Could you talk a little bit about the connection between the purposes of this bill and the powers that are in it? Do you see a connection between the purposes as they're laid out and the powers?

10:30 a.m.

Member, Legal Advocacy Committee, Canadian Muslim Lawyers Association

Ziyaad Mia

Thank you, Mr. Garrison.

As I mentioned in my opening, the title of the bill is the Anti-terrorism Act, 2015, which would lead someone to believe that this is about terrorism. Certainly, if you look at the backgrounders on government websites that are promoting the legislation, and the public discussion by the Prime Minister and others, it's that this is about terrorism, a particular type of terrorism that we're going to challenge. That's fair enough, if that's what it's about, but when I downloaded and looked at it, it's certainly not about that topic.

Let's take for an example what I call SCISA, the security of Canada information sharing act. The definitional section, that's the foundational authority of that act, is about undermining the security of Canada, and then it has a long list, I think of about nine or ten items. Don't quote me on the number, but it's a long list. One of those items is terrorism, which, again, boggles my mind because terrorism is not a crime in the Criminal Code. It's terrorist activity and terrorist offences. I don't know, but there's a mismatch there. If lawyers at Justice are hearing that, you might want to clean that up because there's a mismatch. There's no such thing as terrorism as a crime.

That's an unlimited list. It's including all those things. There could be other things. So my question is who adds to that list? It's so broad ranging that, again, it could capture unlawful but peaceful activities. So if you're protesting and walking down a road, yes, you may be trespassing and need to be charged with that but you don't need to be dragged into the national security dragnet. That's the concern. It becomes a broad national security bill about undermining the security of Canada.

Then if you look at clause 5, all of government can share all of its information in this pool of 17 agencies.
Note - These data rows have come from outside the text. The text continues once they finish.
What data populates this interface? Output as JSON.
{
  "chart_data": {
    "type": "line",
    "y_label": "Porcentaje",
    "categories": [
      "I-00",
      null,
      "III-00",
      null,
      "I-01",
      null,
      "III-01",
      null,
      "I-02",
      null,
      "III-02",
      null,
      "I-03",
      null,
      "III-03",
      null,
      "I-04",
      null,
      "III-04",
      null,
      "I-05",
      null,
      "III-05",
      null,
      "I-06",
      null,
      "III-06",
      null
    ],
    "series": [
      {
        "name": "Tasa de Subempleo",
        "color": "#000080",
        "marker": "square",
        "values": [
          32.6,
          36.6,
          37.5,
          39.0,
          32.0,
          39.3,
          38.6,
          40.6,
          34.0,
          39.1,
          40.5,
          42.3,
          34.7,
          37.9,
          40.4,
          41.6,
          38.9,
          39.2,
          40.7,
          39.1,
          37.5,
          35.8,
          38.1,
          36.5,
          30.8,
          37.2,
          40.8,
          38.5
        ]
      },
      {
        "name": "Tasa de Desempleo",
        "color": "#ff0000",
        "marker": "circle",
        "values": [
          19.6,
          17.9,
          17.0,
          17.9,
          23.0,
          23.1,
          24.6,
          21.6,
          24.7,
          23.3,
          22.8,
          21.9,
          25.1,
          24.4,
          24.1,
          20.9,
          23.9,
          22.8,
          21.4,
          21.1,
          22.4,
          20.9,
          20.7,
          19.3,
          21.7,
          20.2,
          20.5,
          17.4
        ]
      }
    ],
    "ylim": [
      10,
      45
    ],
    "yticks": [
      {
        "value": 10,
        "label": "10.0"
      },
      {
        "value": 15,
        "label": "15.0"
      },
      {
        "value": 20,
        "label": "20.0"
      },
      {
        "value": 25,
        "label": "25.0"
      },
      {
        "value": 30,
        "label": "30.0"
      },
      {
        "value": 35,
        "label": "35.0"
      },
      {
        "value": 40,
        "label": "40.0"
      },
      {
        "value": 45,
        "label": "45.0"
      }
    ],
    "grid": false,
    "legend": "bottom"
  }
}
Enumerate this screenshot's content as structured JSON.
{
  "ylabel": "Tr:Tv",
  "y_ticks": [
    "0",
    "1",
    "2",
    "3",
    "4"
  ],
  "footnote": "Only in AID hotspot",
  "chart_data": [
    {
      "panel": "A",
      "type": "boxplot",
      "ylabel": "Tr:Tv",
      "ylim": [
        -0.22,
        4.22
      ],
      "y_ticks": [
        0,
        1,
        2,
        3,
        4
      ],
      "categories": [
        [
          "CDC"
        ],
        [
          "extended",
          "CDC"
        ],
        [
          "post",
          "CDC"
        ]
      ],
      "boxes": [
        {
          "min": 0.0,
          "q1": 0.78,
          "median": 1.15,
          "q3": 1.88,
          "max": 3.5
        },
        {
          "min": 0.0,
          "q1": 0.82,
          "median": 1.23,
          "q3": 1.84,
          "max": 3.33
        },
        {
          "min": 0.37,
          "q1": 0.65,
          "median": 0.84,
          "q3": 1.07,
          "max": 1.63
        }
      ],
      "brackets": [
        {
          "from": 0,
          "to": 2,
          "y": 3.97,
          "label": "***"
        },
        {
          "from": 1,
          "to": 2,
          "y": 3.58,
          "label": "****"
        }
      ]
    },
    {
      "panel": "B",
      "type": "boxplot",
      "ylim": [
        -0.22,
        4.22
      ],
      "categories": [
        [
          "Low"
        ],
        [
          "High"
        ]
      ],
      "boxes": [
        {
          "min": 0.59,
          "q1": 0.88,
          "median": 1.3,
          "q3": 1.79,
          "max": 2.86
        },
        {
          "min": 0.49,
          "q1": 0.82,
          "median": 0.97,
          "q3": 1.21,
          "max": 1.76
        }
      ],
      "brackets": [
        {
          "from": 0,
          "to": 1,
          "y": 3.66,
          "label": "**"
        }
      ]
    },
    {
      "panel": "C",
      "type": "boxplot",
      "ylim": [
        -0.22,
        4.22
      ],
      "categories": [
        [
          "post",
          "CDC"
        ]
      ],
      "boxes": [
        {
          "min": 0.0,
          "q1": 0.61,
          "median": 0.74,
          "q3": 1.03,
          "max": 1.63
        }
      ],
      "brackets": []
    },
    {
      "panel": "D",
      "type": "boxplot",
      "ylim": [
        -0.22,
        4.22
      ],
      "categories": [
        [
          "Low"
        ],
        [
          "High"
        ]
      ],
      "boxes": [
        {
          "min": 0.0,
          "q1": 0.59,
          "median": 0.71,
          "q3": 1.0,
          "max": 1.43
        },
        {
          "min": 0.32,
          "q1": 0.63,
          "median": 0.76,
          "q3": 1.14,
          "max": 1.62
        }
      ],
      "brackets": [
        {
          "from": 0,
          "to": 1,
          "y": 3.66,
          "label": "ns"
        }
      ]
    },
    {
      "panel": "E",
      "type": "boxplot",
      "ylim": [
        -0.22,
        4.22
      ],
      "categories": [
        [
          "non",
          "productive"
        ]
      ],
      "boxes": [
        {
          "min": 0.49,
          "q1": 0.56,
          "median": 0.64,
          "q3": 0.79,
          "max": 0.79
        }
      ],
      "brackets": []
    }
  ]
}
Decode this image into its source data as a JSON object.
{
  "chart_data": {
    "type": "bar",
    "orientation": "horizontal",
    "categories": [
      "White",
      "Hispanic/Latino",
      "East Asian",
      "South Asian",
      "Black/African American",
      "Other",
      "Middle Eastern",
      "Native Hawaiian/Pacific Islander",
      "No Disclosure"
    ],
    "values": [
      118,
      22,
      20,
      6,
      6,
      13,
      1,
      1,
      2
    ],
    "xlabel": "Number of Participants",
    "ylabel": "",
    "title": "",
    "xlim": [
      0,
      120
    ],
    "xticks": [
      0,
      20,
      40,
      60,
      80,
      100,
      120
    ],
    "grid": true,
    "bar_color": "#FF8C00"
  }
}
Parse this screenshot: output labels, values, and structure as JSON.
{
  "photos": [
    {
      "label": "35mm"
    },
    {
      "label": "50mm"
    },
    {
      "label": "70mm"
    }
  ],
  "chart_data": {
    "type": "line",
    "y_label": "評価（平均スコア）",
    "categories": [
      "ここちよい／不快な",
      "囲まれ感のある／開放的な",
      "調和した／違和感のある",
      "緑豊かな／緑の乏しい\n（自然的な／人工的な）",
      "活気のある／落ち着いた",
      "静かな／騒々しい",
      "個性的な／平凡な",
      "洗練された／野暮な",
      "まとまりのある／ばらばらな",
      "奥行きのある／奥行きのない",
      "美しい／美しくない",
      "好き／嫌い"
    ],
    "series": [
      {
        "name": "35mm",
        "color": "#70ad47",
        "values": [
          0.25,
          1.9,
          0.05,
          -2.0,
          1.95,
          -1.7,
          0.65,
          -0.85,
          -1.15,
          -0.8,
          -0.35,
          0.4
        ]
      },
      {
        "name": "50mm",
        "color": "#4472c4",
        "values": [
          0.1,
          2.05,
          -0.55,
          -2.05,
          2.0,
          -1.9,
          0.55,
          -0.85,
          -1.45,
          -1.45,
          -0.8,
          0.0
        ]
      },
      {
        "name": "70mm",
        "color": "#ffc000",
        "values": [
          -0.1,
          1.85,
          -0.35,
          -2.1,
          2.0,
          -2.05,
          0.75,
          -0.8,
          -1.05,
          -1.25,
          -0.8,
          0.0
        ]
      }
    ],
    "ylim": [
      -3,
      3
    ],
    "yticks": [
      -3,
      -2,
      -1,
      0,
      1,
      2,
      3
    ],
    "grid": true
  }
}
As Mr. Bucci said, big data's here. Yes, it is. This is lawful information the Government of Canada has and they'll be sharing it with these 17 agencies. But my disagreement with Mr. Bucci, respectfully, is that it's not just that, but the mandate. How did they first collect that information? Now they're sharing it for another purpose.

Secondly, big data is not a bogeyman and, yes, businesses do it. But when governments do it, it can be dangerous. Ed Snowden has told us that. It's the derivative work when you take pieces of disparate information, and work them through algorithms into predictive analysis. President Obama said that metadata is nothing. If you know a little bit about your phone, metadata is something. It's disingenuous to say it's existing information. It's derivative information as well.

So clause 6 totally disconnects the act. Clause 6 regarding information sharing, I believe, is unconstitutional on its face. It says that you can share that information with anyone for any purpose—not for terrorism, not for undermining the security of Canada, but for any purpose. I want to know what those purposes are. Any logical law-making would say the purpose needs to connect to the powers.

This goes on. In the bill, CSIS's powers are about threats to the security of Canada, not about terrorism.